DetachedArchive#

class lsst.images.serialization.DetachedArchive#

Bases: InputArchive[Any]

An input archive that is not attached to any file.

Every method that would read data from a file raises ArchiveAccessRequiredError.

Notes#

Passing an instance to ArchiveTree.deserialize_component probes whether a component can be deserialized from the tree alone: success means no file access was needed, while ArchiveAccessRequiredError means the caller must use a live archive instead. Instances hold no state, so a single instance can be shared by any number of probes.

Methods Summary

deserialize_pointer(pointer, model_type, ...)

Deserialize an object that was saved by serialize_pointer.

get_array(model, *[, slices, strip_header])

Load an array from the archive.

get_basic_info(path)

Return basic identifying information for the archive at path without deserializing pixel data.

get_frame_set(ref)

Return an already-deserialized frame set from the archive.

get_opaque_metadata()

Return opaque metadata loaded from the file that should be saved if another version of the object is saved to the same file format.

get_structured_array(model[, strip_header])

Load a table from the archive as a structured array.

get_table(model[, strip_header])

Load a table from the archive.

open_tree(path, *[, partial])

Open path, load and validate its top-level tree, and yield (archive, tree, info) as a context manager.

Methods Documentation

deserialize_pointer(pointer: Any, model_type: type[U], deserializer: Callable[[U, InputArchive[Any]], V]) V#

Deserialize an object that was saved by serialize_pointer.

Parameters#

pointer

JSON Pointer model to dereference.

model_type

Pydantic model type that the pointer should dereference to.

deserializer

Callable that takes an instance of model_type and an input archive, and returns the deserialized object.

Returns#

V

The deserialized object.

Notes#

Implementations are required to remember previously-deserialized objects and return them when the same pointer is passed in multiple times.

There is no deserialize_direct (to pair with serialize_direct) because the caller can just call a deserializer function directly on a sub-model of its Pydantic tree.
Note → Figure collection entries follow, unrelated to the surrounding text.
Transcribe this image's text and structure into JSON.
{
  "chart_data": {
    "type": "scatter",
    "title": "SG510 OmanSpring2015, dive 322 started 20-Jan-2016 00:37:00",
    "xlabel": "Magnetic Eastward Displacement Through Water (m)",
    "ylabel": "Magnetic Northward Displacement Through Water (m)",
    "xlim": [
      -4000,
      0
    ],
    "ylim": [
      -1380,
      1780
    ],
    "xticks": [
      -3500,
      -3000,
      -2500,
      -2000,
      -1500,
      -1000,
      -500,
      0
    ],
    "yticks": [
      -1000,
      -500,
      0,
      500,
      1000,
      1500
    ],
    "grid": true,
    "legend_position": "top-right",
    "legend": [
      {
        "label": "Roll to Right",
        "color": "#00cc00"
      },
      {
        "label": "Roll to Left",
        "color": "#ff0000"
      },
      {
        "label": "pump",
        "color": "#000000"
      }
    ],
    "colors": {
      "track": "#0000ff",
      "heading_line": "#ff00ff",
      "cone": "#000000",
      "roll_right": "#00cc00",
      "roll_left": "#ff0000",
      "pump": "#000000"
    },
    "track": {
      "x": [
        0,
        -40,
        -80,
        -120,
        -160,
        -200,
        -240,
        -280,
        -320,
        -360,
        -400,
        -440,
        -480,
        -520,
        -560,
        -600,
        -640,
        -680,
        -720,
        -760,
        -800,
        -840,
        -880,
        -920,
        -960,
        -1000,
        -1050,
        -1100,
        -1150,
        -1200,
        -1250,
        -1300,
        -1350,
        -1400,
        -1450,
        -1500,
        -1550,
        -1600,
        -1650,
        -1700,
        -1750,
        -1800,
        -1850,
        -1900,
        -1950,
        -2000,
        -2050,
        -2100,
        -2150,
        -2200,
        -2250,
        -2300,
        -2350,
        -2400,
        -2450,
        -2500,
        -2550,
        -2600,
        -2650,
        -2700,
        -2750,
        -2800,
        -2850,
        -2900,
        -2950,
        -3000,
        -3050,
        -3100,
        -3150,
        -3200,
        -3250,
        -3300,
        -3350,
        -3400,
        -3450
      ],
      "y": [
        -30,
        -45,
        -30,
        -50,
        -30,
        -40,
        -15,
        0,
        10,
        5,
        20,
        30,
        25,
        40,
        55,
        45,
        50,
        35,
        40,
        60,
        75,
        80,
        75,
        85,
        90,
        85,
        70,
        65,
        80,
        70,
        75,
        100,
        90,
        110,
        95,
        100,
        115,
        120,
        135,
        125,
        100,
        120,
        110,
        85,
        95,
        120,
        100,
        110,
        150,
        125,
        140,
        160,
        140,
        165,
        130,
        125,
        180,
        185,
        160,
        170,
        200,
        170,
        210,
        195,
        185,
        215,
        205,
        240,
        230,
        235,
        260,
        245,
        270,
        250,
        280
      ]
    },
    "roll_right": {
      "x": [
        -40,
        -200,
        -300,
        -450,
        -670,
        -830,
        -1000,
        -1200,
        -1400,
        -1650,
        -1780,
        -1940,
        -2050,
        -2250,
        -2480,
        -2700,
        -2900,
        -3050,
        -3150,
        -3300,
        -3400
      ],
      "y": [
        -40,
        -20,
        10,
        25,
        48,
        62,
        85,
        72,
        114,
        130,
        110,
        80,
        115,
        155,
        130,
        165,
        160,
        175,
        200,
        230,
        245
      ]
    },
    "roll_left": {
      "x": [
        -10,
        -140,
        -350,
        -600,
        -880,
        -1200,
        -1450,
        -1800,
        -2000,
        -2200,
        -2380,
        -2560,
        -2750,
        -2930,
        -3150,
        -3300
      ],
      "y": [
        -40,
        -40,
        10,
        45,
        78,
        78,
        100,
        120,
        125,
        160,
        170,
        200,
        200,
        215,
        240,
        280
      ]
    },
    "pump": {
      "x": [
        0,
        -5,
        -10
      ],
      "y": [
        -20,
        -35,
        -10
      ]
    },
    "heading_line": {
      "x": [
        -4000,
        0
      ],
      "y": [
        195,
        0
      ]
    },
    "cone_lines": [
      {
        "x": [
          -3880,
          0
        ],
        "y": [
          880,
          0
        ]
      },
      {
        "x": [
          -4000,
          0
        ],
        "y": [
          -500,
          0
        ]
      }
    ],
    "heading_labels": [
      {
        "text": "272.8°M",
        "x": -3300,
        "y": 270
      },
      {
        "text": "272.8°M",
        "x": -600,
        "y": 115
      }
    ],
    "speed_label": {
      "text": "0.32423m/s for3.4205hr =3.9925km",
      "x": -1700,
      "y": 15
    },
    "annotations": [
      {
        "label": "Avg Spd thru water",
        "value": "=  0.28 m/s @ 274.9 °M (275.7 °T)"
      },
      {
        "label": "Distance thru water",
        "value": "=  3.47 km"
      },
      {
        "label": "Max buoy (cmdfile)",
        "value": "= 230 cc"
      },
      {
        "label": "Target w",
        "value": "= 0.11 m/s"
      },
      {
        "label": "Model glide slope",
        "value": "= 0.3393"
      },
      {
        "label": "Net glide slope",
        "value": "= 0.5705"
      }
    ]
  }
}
get_array(model: ~lsst.images.serialization._asdf_utils.ArrayReferenceModel | ~lsst.images.serialization._asdf_utils.InlineArrayModel, *, slices: tuple[slice, ...] | ellipsis = Ellipsis, strip_header: ~collections.abc.Callable[[~astropy.io.fits.header.Header], None] = <function no_header_updates>) ndarray#

Load an array from the archive.

Parameters#

model

A Pydantic model that references or holds the array.

slices

Slices that specify a subset of the original array to read.

strip_header

A callable that strips out any FITS header cards added by the update_header argument in the corresponding call to add_array.

classmethod get_basic_info(path: str | ParseResult | ResourcePath | Path) ArchiveInfo#

Return basic identifying information for the archive at path without deserializing pixel data.

Each concrete backend reads only the headers/metadata it needs.

get_frame_set(ref: Any) FrameSet#

Return an already-deserialized frame set from the archive.

Parameters#

ref

Implementation-specific reference to the frame set.

Returns#

FrameSet

Loaded frame set.

get_opaque_metadata() OpaqueArchiveMetadata | None#

Return opaque metadata loaded from the file that should be saved if another version of the object is saved to the same file format.

Returns#

OpaqueArchiveMetadata

Opaque metadata specific to this archive type that should be round-tripped if it is saved in the same format.

get_structured_array(model: ~lsst.images.serialization._tables.TableModel, strip_header: ~collections.abc.Callable[[~astropy.io.fits.header.Header], None] = <function no_header_updates>) ndarray#

Load a table from the archive as a structured array.

Parameters#

model

A Pydantic model that references or holds the table.

strip_header

A callable that strips out any FITS header cards added by the update_header argument in the corresponding call to add_structured_array.

Returns#

numpy.ndarray

The loaded table as a structured array.

get_table(model: ~lsst.images.serialization._tables.TableModel, strip_header: ~collections.abc.Callable[[~astropy.io.fits.header.Header], None] = <function no_header_updates>) Table#

Load a table from the archive.

Parameters#

model

A Pydantic model that references or holds the table.

strip_header

A callable that strips out any FITS header cards added by the update_header argument in the corresponding call to add_table.

Returns#

astropy.table.Table

The loaded table.

classmethod open_tree(path: str | ParseResult | ResourcePath | Path, *, partial: bool = True, **backend_kwargs: Any) AbstractContextManager[tuple[InputArchive[P], ArchiveTree, ArchiveInfo]]#

Open path, load and validate its top-level tree, and yield (archive, tree, info) as a context manager.

Parameters#

path

File to be opened. Can be local or remote.

partial

Whether the file should be opened for incremental reads or not. Can be ignored by a backend where not relevant.

**backend_kwargs

Any keyword parameters that should be forwarded to the backend open.

Raises#

ArchiveReadError

If the file’s schema is not registered.

Notes#

Each concrete backend implements this.